Academic paper sheds light on severe limitations of Nokia's proposal of granting have-made rights to automakers: impact on vertical supply chain

In recent days, two of my automotive industry contacts have drawn my attention to what one company's chief patent counsel described as a "remarkable" paper on standard-essential patent (SEP) licensing issues: SEP Licensing After two Decades of Legal Wrangling: Some Issues Solved, Many Still to Address by Damien Geradin (Professor of Competition Law & Economics, Tilburg University; Visiting Professor, University College London; Founding Partner, Geradin Partners; and a member of the European Commission's SEP Expert Group).

The 22-page document provides an outline of how European Union case law (with additional references to a few key U.S. decisions) has evolved over the past two decades, going back to the time when Nokia, then far more interested in making products than generating patent licensing revenues, was a complainant against Qualcomm. Times have changed, and Nokia is now an aggressive monetizer of SEPs and the target of antitrust complaints.

The part I found most interesting in Professor Geradin's paper deals with Nokia--or, more specifically, a structure Nokia proposes in lieu of a license to component makers that would protect the downstream by means of patent exhaustion. I'm not aware of a similar analysis of Nokia's proposal of a "have-made right" and the severe limitations inherent to it having been conducted before.

Just like water naturally flows downhill, the natural solution to the patent licensing problem in a multi-tiered vertical supply chain is for each patent to be licensed at the highest level at which it is practiced. An exhaustive license protecting the downstream is precisely what Huawei's German antitrust lawsuit against Nokia is seeking to achieve: an exhaustive license that would, therefore, shield Huawei's customers and all subsequent buyers from infringement claims.
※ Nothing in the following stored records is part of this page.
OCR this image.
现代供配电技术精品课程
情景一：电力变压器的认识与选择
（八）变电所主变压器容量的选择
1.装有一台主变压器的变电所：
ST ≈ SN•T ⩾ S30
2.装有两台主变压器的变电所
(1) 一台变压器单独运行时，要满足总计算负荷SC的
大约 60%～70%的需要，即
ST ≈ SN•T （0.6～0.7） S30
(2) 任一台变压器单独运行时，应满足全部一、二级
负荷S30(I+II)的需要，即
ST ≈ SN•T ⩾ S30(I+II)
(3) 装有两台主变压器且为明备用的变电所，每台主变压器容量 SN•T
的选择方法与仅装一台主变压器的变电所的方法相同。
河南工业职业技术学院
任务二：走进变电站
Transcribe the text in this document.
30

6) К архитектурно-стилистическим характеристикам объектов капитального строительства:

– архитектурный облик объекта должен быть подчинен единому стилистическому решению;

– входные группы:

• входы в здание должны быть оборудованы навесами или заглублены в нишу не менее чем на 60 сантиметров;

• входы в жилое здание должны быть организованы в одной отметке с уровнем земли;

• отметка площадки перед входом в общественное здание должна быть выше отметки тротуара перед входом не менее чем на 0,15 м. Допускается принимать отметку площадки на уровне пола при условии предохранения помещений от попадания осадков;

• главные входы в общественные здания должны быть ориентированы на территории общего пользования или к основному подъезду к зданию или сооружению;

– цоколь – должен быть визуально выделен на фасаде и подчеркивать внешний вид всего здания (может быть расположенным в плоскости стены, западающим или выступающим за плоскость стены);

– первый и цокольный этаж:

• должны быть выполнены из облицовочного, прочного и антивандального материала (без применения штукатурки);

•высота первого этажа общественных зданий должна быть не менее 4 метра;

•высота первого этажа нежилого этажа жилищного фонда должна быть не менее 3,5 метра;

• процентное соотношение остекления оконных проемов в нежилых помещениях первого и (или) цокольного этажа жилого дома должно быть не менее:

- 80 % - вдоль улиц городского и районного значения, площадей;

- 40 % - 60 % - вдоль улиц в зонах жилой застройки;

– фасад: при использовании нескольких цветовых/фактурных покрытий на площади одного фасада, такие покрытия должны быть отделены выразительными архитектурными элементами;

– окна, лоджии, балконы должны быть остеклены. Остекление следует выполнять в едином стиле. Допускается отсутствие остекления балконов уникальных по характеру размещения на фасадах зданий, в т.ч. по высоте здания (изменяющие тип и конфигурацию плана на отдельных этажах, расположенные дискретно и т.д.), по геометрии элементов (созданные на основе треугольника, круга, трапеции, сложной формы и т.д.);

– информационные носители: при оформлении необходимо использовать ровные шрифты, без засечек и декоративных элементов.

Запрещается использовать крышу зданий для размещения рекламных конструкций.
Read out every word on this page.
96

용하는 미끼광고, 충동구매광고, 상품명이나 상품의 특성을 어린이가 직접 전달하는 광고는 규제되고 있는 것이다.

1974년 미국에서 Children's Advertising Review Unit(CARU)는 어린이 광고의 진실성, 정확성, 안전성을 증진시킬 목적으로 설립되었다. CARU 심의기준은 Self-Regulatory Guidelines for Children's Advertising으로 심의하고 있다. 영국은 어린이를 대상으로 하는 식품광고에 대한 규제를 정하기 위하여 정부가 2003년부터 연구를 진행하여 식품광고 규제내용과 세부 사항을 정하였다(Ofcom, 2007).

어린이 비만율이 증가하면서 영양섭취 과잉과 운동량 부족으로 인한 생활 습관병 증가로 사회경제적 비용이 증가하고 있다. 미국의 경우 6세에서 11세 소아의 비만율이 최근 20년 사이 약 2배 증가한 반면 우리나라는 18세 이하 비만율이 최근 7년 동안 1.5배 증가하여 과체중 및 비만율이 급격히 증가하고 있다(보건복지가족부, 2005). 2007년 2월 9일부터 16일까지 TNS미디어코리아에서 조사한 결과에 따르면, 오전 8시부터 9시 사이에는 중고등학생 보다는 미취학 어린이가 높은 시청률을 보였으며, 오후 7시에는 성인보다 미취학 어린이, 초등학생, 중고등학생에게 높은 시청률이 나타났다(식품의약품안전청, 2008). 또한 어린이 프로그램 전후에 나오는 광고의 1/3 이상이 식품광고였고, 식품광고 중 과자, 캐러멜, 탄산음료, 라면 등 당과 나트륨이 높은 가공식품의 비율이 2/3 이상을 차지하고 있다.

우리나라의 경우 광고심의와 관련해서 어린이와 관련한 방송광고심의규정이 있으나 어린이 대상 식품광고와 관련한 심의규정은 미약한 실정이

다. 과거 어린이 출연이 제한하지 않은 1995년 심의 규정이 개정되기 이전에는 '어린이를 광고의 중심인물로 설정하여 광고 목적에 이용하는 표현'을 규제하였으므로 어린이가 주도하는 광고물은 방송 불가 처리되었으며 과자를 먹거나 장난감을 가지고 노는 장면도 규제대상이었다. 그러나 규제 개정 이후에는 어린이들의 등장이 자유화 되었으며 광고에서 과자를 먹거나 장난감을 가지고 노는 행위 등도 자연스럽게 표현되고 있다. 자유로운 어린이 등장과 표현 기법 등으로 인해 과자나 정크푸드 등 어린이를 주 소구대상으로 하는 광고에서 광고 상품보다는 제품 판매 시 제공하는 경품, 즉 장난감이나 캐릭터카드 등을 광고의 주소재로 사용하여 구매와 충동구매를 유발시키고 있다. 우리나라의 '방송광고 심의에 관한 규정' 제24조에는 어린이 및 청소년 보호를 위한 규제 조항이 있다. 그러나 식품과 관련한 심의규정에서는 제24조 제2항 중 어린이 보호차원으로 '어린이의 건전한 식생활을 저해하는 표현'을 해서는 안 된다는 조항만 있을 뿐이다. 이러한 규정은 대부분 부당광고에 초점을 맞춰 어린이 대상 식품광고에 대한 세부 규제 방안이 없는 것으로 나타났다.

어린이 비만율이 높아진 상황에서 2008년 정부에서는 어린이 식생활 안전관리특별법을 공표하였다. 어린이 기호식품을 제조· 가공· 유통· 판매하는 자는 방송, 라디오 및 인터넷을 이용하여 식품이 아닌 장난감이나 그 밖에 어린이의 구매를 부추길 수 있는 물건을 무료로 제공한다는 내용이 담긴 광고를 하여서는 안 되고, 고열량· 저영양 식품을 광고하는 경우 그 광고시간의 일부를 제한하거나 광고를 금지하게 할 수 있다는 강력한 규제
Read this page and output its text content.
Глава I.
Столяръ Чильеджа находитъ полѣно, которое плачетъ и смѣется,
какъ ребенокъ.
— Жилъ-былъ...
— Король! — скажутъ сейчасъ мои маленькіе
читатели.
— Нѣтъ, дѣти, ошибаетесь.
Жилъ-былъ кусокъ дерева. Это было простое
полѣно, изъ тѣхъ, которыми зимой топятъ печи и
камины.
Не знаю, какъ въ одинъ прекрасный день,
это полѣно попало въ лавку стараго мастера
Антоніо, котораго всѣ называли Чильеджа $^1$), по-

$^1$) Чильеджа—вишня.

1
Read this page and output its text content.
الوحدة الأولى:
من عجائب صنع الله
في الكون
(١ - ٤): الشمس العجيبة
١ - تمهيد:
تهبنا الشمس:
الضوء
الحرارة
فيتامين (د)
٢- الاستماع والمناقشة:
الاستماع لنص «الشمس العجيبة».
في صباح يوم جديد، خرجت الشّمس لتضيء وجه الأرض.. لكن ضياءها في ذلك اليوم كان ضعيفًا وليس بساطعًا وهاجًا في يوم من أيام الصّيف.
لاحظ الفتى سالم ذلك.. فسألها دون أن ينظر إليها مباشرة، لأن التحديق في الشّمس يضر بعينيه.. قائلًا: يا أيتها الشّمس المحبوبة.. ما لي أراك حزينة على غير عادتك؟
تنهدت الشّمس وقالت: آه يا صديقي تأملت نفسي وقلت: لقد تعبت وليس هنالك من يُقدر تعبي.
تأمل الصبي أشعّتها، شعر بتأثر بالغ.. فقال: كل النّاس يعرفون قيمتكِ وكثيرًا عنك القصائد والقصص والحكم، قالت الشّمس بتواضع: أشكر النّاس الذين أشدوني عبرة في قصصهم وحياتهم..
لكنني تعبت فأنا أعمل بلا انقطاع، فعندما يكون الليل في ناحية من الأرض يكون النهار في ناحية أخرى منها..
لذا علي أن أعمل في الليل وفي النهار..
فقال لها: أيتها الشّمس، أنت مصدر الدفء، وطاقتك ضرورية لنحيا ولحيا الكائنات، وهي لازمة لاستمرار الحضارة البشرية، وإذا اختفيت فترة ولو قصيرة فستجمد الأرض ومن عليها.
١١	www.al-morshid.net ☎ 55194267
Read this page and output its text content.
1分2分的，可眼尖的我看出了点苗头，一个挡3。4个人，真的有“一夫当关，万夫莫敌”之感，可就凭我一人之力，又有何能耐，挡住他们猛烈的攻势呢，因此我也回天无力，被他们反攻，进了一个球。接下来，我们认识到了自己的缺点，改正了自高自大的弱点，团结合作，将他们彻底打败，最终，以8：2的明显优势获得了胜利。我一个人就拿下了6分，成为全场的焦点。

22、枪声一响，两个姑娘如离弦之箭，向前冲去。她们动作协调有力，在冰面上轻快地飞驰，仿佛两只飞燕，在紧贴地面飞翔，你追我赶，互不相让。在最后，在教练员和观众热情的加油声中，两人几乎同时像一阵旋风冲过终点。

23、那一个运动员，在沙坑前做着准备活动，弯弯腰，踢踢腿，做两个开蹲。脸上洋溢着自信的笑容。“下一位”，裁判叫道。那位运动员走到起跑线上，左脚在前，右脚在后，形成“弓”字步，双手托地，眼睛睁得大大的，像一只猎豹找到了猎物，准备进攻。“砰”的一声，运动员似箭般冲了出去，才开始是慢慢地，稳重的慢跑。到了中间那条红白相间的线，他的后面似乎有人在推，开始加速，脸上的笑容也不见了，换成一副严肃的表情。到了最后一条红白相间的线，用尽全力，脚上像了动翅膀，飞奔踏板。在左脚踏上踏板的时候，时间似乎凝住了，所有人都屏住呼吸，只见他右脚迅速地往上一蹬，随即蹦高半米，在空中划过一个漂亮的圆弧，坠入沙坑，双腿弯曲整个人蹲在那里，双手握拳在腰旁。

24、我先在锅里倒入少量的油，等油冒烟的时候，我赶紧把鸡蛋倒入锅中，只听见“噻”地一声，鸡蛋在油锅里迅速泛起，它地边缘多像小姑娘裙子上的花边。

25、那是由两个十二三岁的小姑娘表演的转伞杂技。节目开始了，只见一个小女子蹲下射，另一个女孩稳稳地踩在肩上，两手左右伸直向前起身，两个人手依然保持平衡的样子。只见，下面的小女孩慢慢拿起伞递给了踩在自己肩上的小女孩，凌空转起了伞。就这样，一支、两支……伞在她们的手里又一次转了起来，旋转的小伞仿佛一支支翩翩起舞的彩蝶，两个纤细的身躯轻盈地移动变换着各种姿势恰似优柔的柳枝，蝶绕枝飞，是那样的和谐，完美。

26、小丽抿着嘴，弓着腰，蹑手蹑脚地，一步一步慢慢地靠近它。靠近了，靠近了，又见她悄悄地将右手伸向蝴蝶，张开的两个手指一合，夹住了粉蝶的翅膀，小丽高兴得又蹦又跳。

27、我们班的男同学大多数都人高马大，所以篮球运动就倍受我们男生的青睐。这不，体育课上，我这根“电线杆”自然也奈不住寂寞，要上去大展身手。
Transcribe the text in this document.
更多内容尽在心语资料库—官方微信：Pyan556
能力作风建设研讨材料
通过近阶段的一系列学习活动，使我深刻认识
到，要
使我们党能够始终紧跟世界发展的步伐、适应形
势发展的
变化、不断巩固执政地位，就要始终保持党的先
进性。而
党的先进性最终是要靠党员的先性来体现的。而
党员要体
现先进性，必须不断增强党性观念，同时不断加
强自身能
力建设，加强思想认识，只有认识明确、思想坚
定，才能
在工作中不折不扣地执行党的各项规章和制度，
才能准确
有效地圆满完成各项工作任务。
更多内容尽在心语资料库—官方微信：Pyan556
In the post I just linked to, you can see charts that show how it would work. A closer look at the ten patents Nokia is asserting against Daimler in its German litigation campaign leads to the conclusion that there is no reason under patent law for which those kinds of patents would have to be licensed only at the bottom of the supply chain (= to Daimler).

Nokia prefers the unnatural--actually, counternatural--way: in defiance of gravity, water should flow uphill. What Nokia proposes is a have-made right: Daimler would be authorized to have third parties, such as Continental, make components to be incorporated into Daimler cars. In Germany, that concept is also labeled an extended workbench.

Nokia argues that this provides sufficient protection and freedom to operate. But does it really? Professor Geradin's analysis identifies a variety of shortcomings and restrictions.

Before I republish here--for your convenience--the relevant passages of that document, let me show you a chart that I quickly drew up to visualize the problem (click on the image to enlarge):

The "SEP Holder" at the bottom of the chart is, in our specific case, Nokia. "Car Maker #1" would be Daimler.

The three red circles with white numbers (1-3) in them show potential or actual disconnects. Each disconnect means that one or more parties aren't protected and/or that some types of transactions cannot happen safely (in a legal sense):

  1. Red circle #1 is a potential disconnect because the tier 1 supplier (the maker of a telematics control unit, which is the component that car makers purchase and incorporate into their products) may lose its protection under the have-made structure if the car maker breached or terminated its agreement with Nokia.

  2. Red circle #2 is an actual--not merely potential--limitation: a have-made right fails to cover the entire vertical supply chain. At best, it provides some protection with respect to products made by the tier 1 supplier for the automaker. But it doesn't cover any tiers higher up the value chain (tier 2, tier 3, ...)--and even the tier 1 company is at risk when purchasing (as opposed to actually "making") components from those upstream tiers.

  3. Freedom to operate would normally mean--and on the basis of patent exhaustion would definitely mean--that the tier 1 supplier could sell products (including, but not limited to, excess quantitites) to other customers. Such sales may occur directly (in the chart, that would apply to Car Maker #2) or indirectly through some kind of trading company in between that might buy up excess quantities and sell them later (such as to Car Maker #3 in my chart).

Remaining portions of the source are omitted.